Rarely are the elements of art, architecture, and interior design so masterfully blended as in this renovated Boulder home, a direct reflection of the cohesive way the design team came together and interacted from the outset. All decisions were considered from the multiple perspectives of architects, interior designers, and homeowners. The result is a perfectly melded and intertwining flow of space and design, with every aspect custom tailored to the artful taste and lifestyle of the homeowners.
Set on a pine-studded hill overlooking a lake, and with views of the Flatiron Mountains, it was the spectacular site that sold the house; the 1970s structure itself could not have been more uninspiring. Not only was the house dated, but later additions proved awkward and lacked a sense of flow. The new owners had second thoughts about their purchase and even considered reselling, but the site kept drawing them back until they decided to remodel and move in.

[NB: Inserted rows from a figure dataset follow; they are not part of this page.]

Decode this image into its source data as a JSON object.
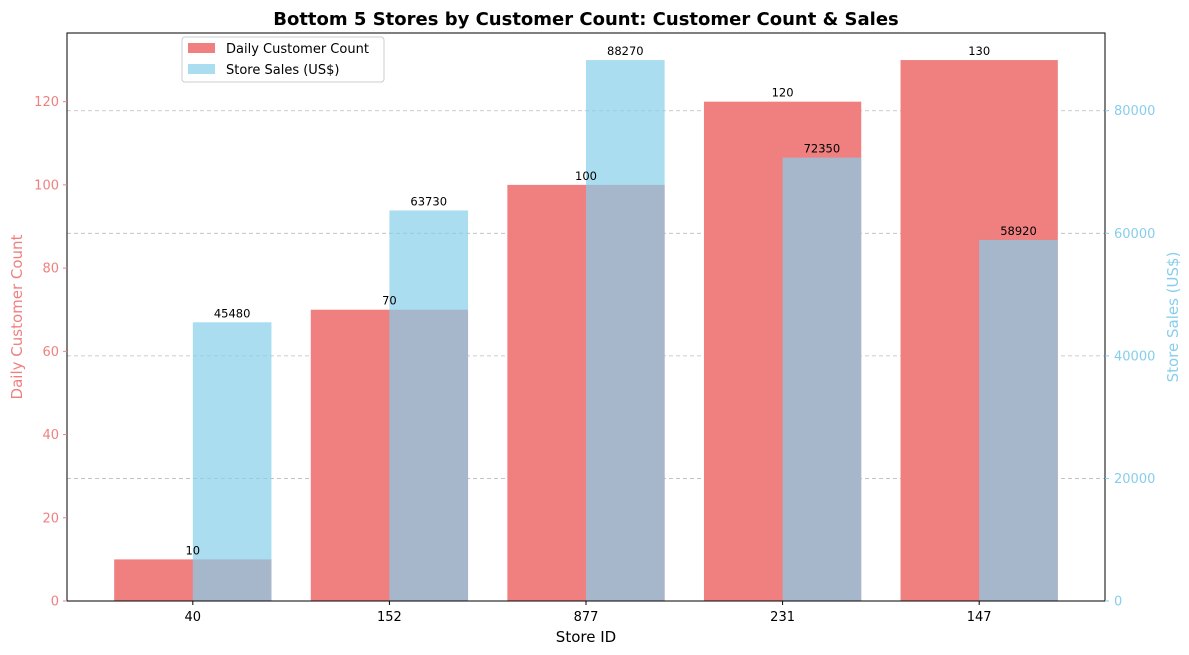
{
  "chart_data": {
    "type": "bar",
    "title": "Bottom 5 Stores by Customer Count: Customer Count & Sales",
    "xlabel": "Store ID",
    "ylabel": "Daily Customer Count",
    "y2label": "Store Sales (US$)",
    "categories": [
      "40",
      "152",
      "877",
      "231",
      "147"
    ],
    "xlim": [
      -0.64,
      4.64
    ],
    "ylim": [
      0,
      136.5
    ],
    "y2lim": [
      0,
      92683
    ],
    "yticks": [
      0,
      20,
      40,
      60,
      80,
      100,
      120
    ],
    "y2ticks": [
      0,
      20000,
      40000,
      60000,
      80000
    ],
    "grid": "horizontal dashed on secondary axis",
    "legend_position": "top-left",
    "series": [
      {
        "name": "Daily Customer Count",
        "axis": "left",
        "color": "#F08080",
        "values": [
          10,
          70,
          100,
          120,
          130
        ]
      },
      {
        "name": "Store Sales (US$)",
        "axis": "right",
        "color": "#87CEEB",
        "values": [
          45480,
          63730,
          88270,
          72350,
          58920
        ]
      }
    ]
  }
}
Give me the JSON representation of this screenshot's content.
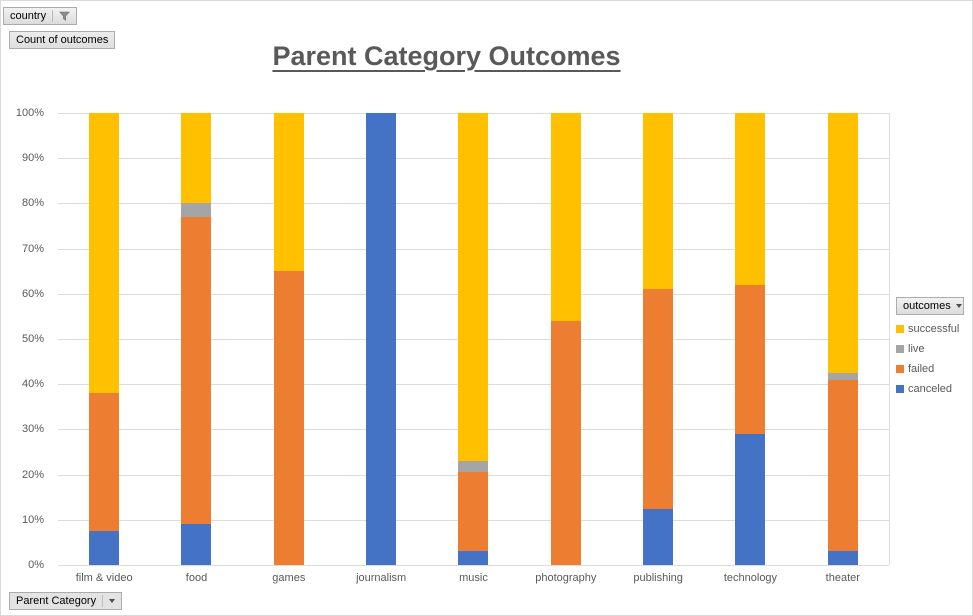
{
  "title": "Parent Category Outcomes",
  "field_buttons": {
    "filter_label": "country",
    "values_label": "Count of outcomes",
    "legend_label": "outcomes",
    "axis_label": "Parent Category"
  },
  "legend": {
    "items": [
      {
        "label": "successful",
        "color": "#FFC000"
      },
      {
        "label": "live",
        "color": "#A5A5A5"
      },
      {
        "label": "failed",
        "color": "#ED7D31"
      },
      {
        "label": "canceled",
        "color": "#4472C4"
      }
    ]
  },
  "chart_data": {
    "type": "bar",
    "subtype": "100%-stacked-column",
    "title": "Parent Category Outcomes",
    "categories": [
      "film & video",
      "food",
      "games",
      "journalism",
      "music",
      "photography",
      "publishing",
      "technology",
      "theater"
    ],
    "series": [
      {
        "name": "canceled",
        "color": "#4472C4",
        "values": [
          7.5,
          9,
          0,
          100,
          3,
          0,
          12.5,
          29,
          3
        ]
      },
      {
        "name": "failed",
        "color": "#ED7D31",
        "values": [
          30.5,
          68,
          65,
          0,
          17.5,
          54,
          48.5,
          33,
          38
        ]
      },
      {
        "name": "live",
        "color": "#A5A5A5",
        "values": [
          0,
          3,
          0,
          0,
          2.5,
          0,
          0,
          0,
          1.5
        ]
      },
      {
        "name": "successful",
        "color": "#FFC000",
        "values": [
          62,
          20,
          35,
          0,
          77,
          46,
          39,
          38,
          57.5
        ]
      }
    ],
    "y_ticks": [
      "100%",
      "90%",
      "80%",
      "70%",
      "60%",
      "50%",
      "40%",
      "30%",
      "20%",
      "10%",
      "0%"
    ],
    "ylim": [
      0,
      100
    ],
    "grid": true,
    "legend_position": "right",
    "xlabel": "Parent Category",
    "ylabel": "Count of outcomes"
  }
}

The couple hired interior designer Annette Stelmack, who helped them realize it would take a clean slate to create the sophisticated, contemporary house they desired—anything less would be painting over the problems. Stelmack and her colleague Angie Pache brought in architects Hans Berglund and Doug Graybeal, with whom they had a long working relationship. “Designers and architects don’t usually work as closely together as we did on this project,” Berglund says. “All the key players were there from conception, creating a design synergy and shared vision.”
As project manager, Stelmack began the collaboration with an intense two-day work session to focus on solutions, sketch ideas, and make decisions. “Our major goal was to unify the floor plan of the home,” Stelmack says. “The meeting was the launching pad for the design process.”

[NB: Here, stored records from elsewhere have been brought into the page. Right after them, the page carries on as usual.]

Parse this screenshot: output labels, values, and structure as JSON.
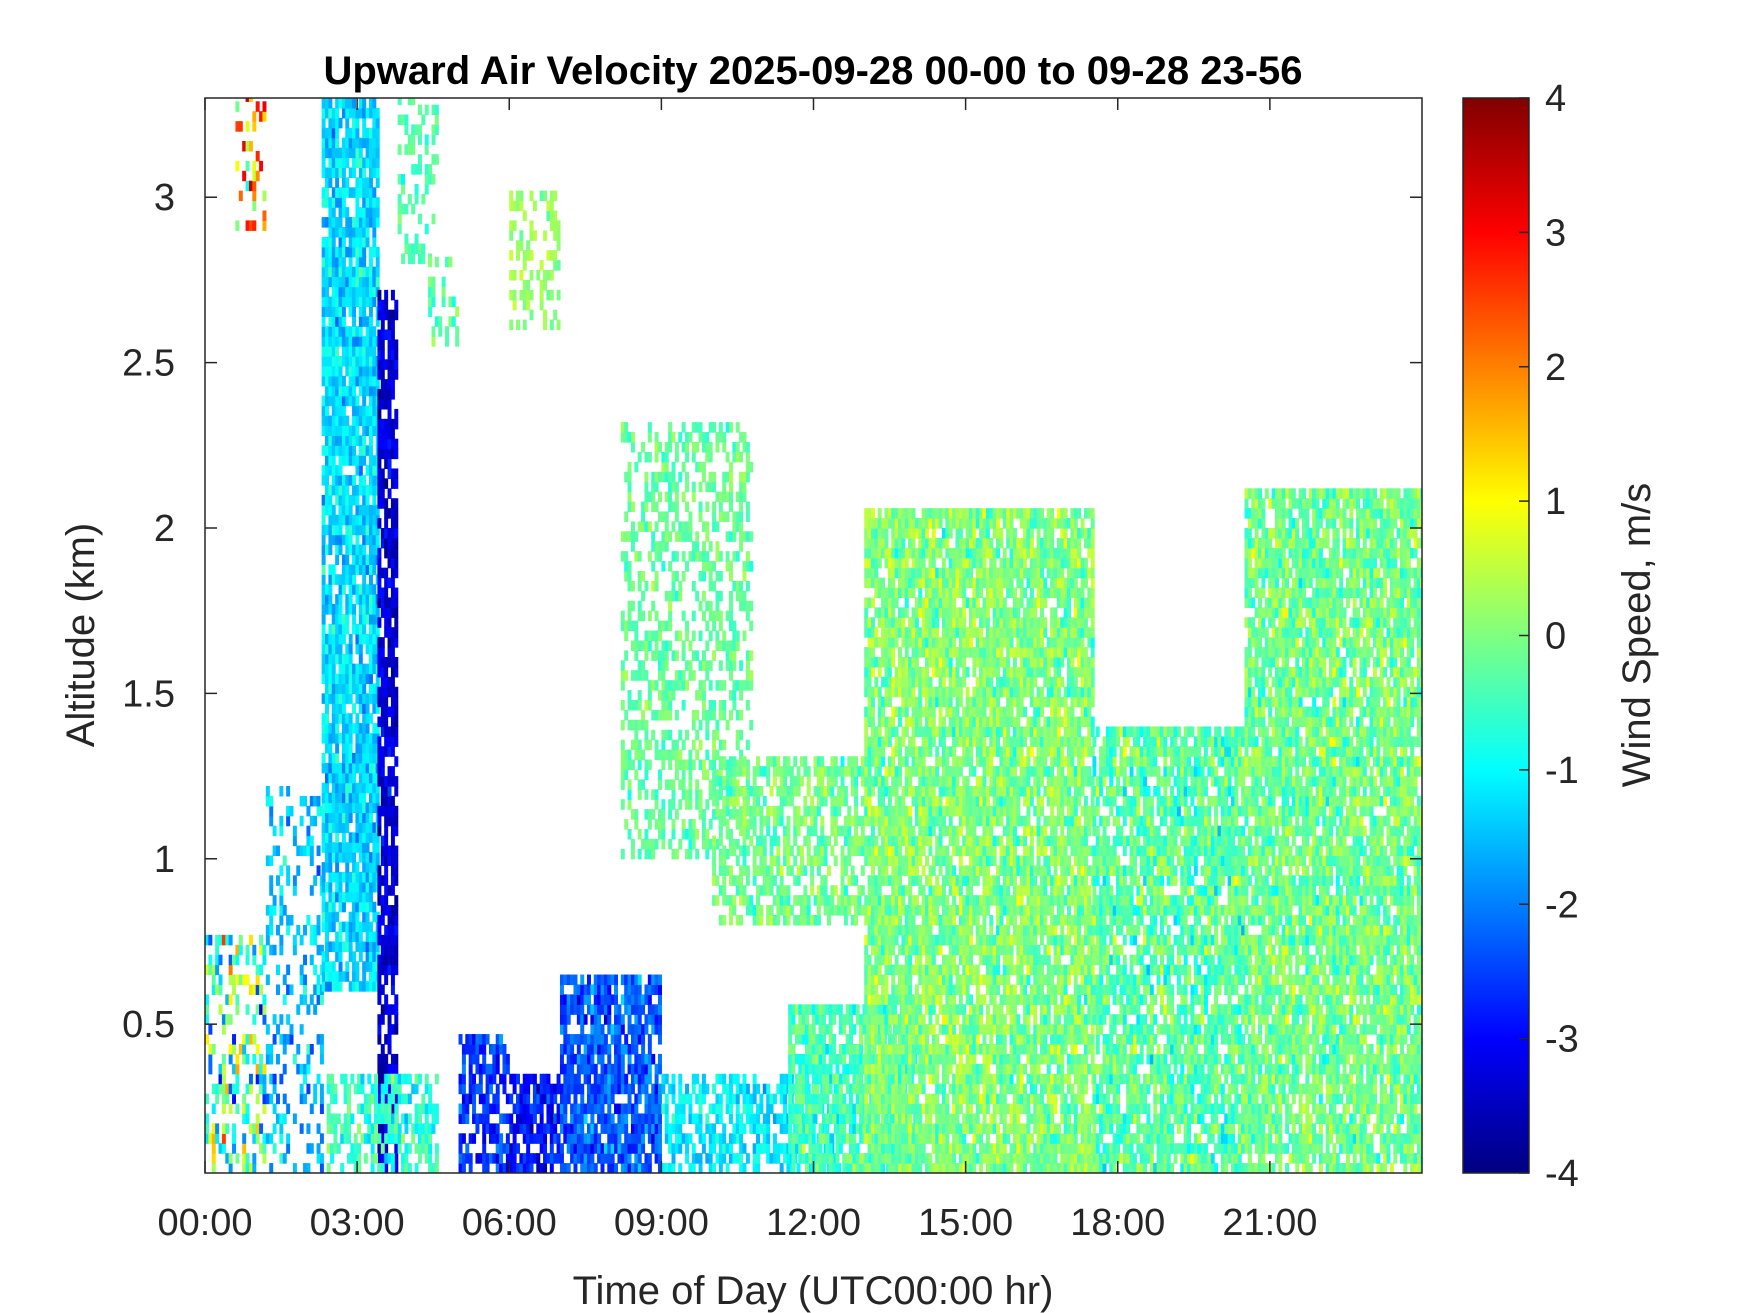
{
  "chart_data": {
    "type": "heatmap",
    "title": "Upward Air Velocity 2025-09-28 00-00 to 09-28 23-56",
    "xlabel": "Time of Day (UTC00:00 hr)",
    "ylabel": "Altitude (km)",
    "colorbar_label": "Wind Speed, m/s",
    "colormap": "jet",
    "xlim_hours": [
      0,
      24
    ],
    "ylim_km": [
      0.05,
      3.3
    ],
    "clim": [
      -4,
      4
    ],
    "x_ticks": [
      {
        "value": 0,
        "label": "00:00"
      },
      {
        "value": 3,
        "label": "03:00"
      },
      {
        "value": 6,
        "label": "06:00"
      },
      {
        "value": 9,
        "label": "09:00"
      },
      {
        "value": 12,
        "label": "12:00"
      },
      {
        "value": 15,
        "label": "15:00"
      },
      {
        "value": 18,
        "label": "18:00"
      },
      {
        "value": 21,
        "label": "21:00"
      }
    ],
    "y_ticks": [
      {
        "value": 0.5,
        "label": "0.5"
      },
      {
        "value": 1,
        "label": "1"
      },
      {
        "value": 1.5,
        "label": "1.5"
      },
      {
        "value": 2,
        "label": "2"
      },
      {
        "value": 2.5,
        "label": "2.5"
      },
      {
        "value": 3,
        "label": "3"
      }
    ],
    "colorbar_ticks": [
      {
        "value": 4,
        "label": "4"
      },
      {
        "value": 3,
        "label": "3"
      },
      {
        "value": 2,
        "label": "2"
      },
      {
        "value": 1,
        "label": "1"
      },
      {
        "value": 0,
        "label": "0"
      },
      {
        "value": -1,
        "label": "-1"
      },
      {
        "value": -2,
        "label": "-2"
      },
      {
        "value": -3,
        "label": "-3"
      },
      {
        "value": -4,
        "label": "-4"
      }
    ],
    "grid": false,
    "echo_regions": [
      {
        "t_start": 0.0,
        "t_end": 1.2,
        "alt_min": 0.05,
        "alt_max": 0.75,
        "mean": -0.5,
        "spread": 2.6,
        "density": 0.45
      },
      {
        "t_start": 0.6,
        "t_end": 1.2,
        "alt_min": 2.9,
        "alt_max": 3.3,
        "mean": 1.5,
        "spread": 3.0,
        "density": 0.25
      },
      {
        "t_start": 1.2,
        "t_end": 2.3,
        "alt_min": 0.05,
        "alt_max": 1.2,
        "mean": -1.5,
        "spread": 1.0,
        "density": 0.3
      },
      {
        "t_start": 2.3,
        "t_end": 3.4,
        "alt_min": 0.6,
        "alt_max": 3.3,
        "mean": -1.3,
        "spread": 0.7,
        "density": 0.85
      },
      {
        "t_start": 3.4,
        "t_end": 3.8,
        "alt_min": 0.05,
        "alt_max": 2.7,
        "mean": -3.3,
        "spread": 0.6,
        "density": 0.75
      },
      {
        "t_start": 2.4,
        "t_end": 4.6,
        "alt_min": 0.05,
        "alt_max": 0.35,
        "mean": -0.6,
        "spread": 0.8,
        "density": 0.6
      },
      {
        "t_start": 3.8,
        "t_end": 4.6,
        "alt_min": 2.8,
        "alt_max": 3.3,
        "mean": -0.4,
        "spread": 0.5,
        "density": 0.35
      },
      {
        "t_start": 4.4,
        "t_end": 5.0,
        "alt_min": 2.55,
        "alt_max": 2.8,
        "mean": -0.3,
        "spread": 0.6,
        "density": 0.4
      },
      {
        "t_start": 5.0,
        "t_end": 6.0,
        "alt_min": 0.05,
        "alt_max": 0.45,
        "mean": -2.6,
        "spread": 0.7,
        "density": 0.7
      },
      {
        "t_start": 6.0,
        "t_end": 7.0,
        "alt_min": 0.05,
        "alt_max": 0.35,
        "mean": -2.8,
        "spread": 0.8,
        "density": 0.7
      },
      {
        "t_start": 6.0,
        "t_end": 7.0,
        "alt_min": 2.6,
        "alt_max": 3.0,
        "mean": 0.2,
        "spread": 0.5,
        "density": 0.4
      },
      {
        "t_start": 7.0,
        "t_end": 9.0,
        "alt_min": 0.05,
        "alt_max": 0.65,
        "mean": -2.3,
        "spread": 0.8,
        "density": 0.8
      },
      {
        "t_start": 8.2,
        "t_end": 10.8,
        "alt_min": 1.0,
        "alt_max": 2.3,
        "mean": -0.2,
        "spread": 0.5,
        "density": 0.45
      },
      {
        "t_start": 9.0,
        "t_end": 12.5,
        "alt_min": 0.05,
        "alt_max": 0.35,
        "mean": -1.1,
        "spread": 0.6,
        "density": 0.6
      },
      {
        "t_start": 10.0,
        "t_end": 13.0,
        "alt_min": 0.8,
        "alt_max": 1.3,
        "mean": -0.1,
        "spread": 0.6,
        "density": 0.6
      },
      {
        "t_start": 11.5,
        "t_end": 14.0,
        "alt_min": 0.05,
        "alt_max": 0.55,
        "mean": -0.4,
        "spread": 0.7,
        "density": 0.8
      },
      {
        "t_start": 13.0,
        "t_end": 17.5,
        "alt_min": 0.05,
        "alt_max": 2.05,
        "mean": 0.0,
        "spread": 0.8,
        "density": 0.85
      },
      {
        "t_start": 17.5,
        "t_end": 20.5,
        "alt_min": 0.05,
        "alt_max": 1.4,
        "mean": -0.3,
        "spread": 0.9,
        "density": 0.8
      },
      {
        "t_start": 20.5,
        "t_end": 24.0,
        "alt_min": 0.05,
        "alt_max": 2.1,
        "mean": -0.1,
        "spread": 0.8,
        "density": 0.85
      }
    ]
  }
}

The site and views drove the design, which involved gutting the interiors, replacing two staircases with one central staircase, reconfiguring rooms, and opening the long, southern expanse of the house to the views. “It was a bit of a puzzle to take apart and put back together so it looked like the house was designed from scratch,” Graybeal says.
Having both the time and interest, the homeowners were intricately involved in the process. They brought to the table a creative vision for a contemporary home that embraces warmth and nature, along with their strong passion for art. As the owners commissioned art pieces to showcase in their home, the designers and architects worked together to ensure the home itself was a work of art.

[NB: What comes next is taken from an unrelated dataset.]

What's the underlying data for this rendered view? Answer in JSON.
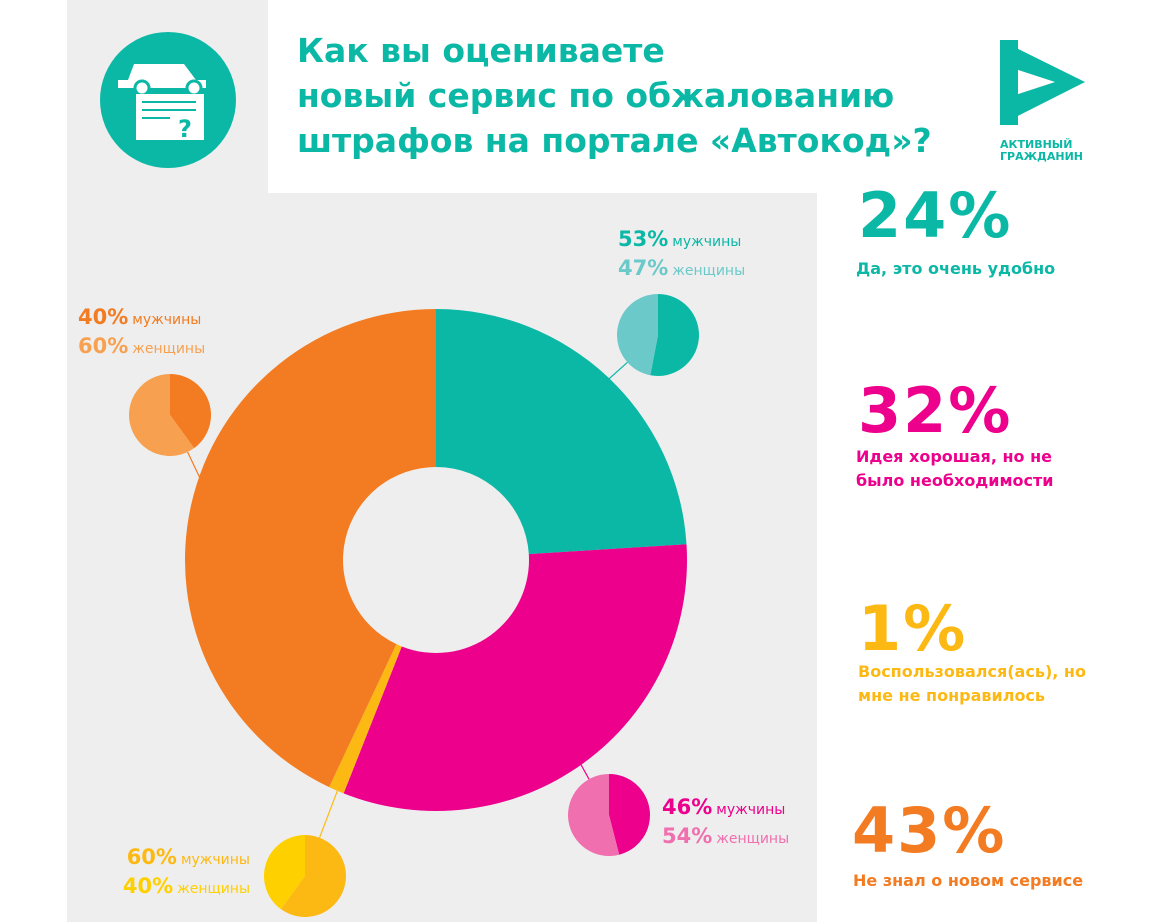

Form blends with function in a most sculptural, dramatic manner in this house. Guests enter through a pivoting
7-foot-wide glass and metal front door and are guided gently into the house by a curved wood sculpture that serves as the powder room wall. A floating, cantilevered staircase—an exquisite piece
of sculpture in steel, wood, and glass—is the key to the improved floor plan. “It creates the heart of the home. All the
living areas work off this central point,” Stelmack says. Designed by the architects, the staircase was crafted by artist Wayne Brungard of Longmont and Lakewood glass designer J. Gorsuch Collins, two of the outstanding local
artisans brought in on the project. “We worked with many amazing local artists who created unique pieces—a mesquite wood countertop, custom cabinetry, stainless steel architectural accents. The clients were intrigued. They loved the craft of it,” Pache explains.
The palette of colors and materials has a sophisticated yet organic natural beauty, with a commitment to environmentally friendly materials. Integral plaster in a sandy taupe hue wraps the walls in a smooth finish, inviting to the touch. Underfoot, luminous limestone tile floors complement the walls in color and texture. A rich array of renewable woods (beech, sycamore, maple, bamboo, and myrtle) offers warm, natural tones and intriguing patterns that balance sleek glass and stainless steel surfaces.
Built-in furnishings are integrated into the architecture: custom entertainment units, wood columns and cabinetry, art niches, a stainless steel bar, and sculptural fireplace surrounds. Their clean, contemporary lines are repeated
in the furniture—extra-long sofas and oversized coffee tables customized to fit the spaces and proportions of the 8,000-square-foot house.
Highly textural fabrics such as chenille, butter-soft leather and suede, and lush wool and silk carpets were chosen for their soft appeal and subtle interest. “We used a lot of natural earth tones and popped it with color in the accessories and art,” Pache says.
The finished home is a highly personal reflection of the homeowners and a tribute to the skills of the design team. “The house has an interesting aura: comfortable and casually elegant with very sophisticated finishes and architecture,” Berglund says. “You don’t expect the two to coexist.”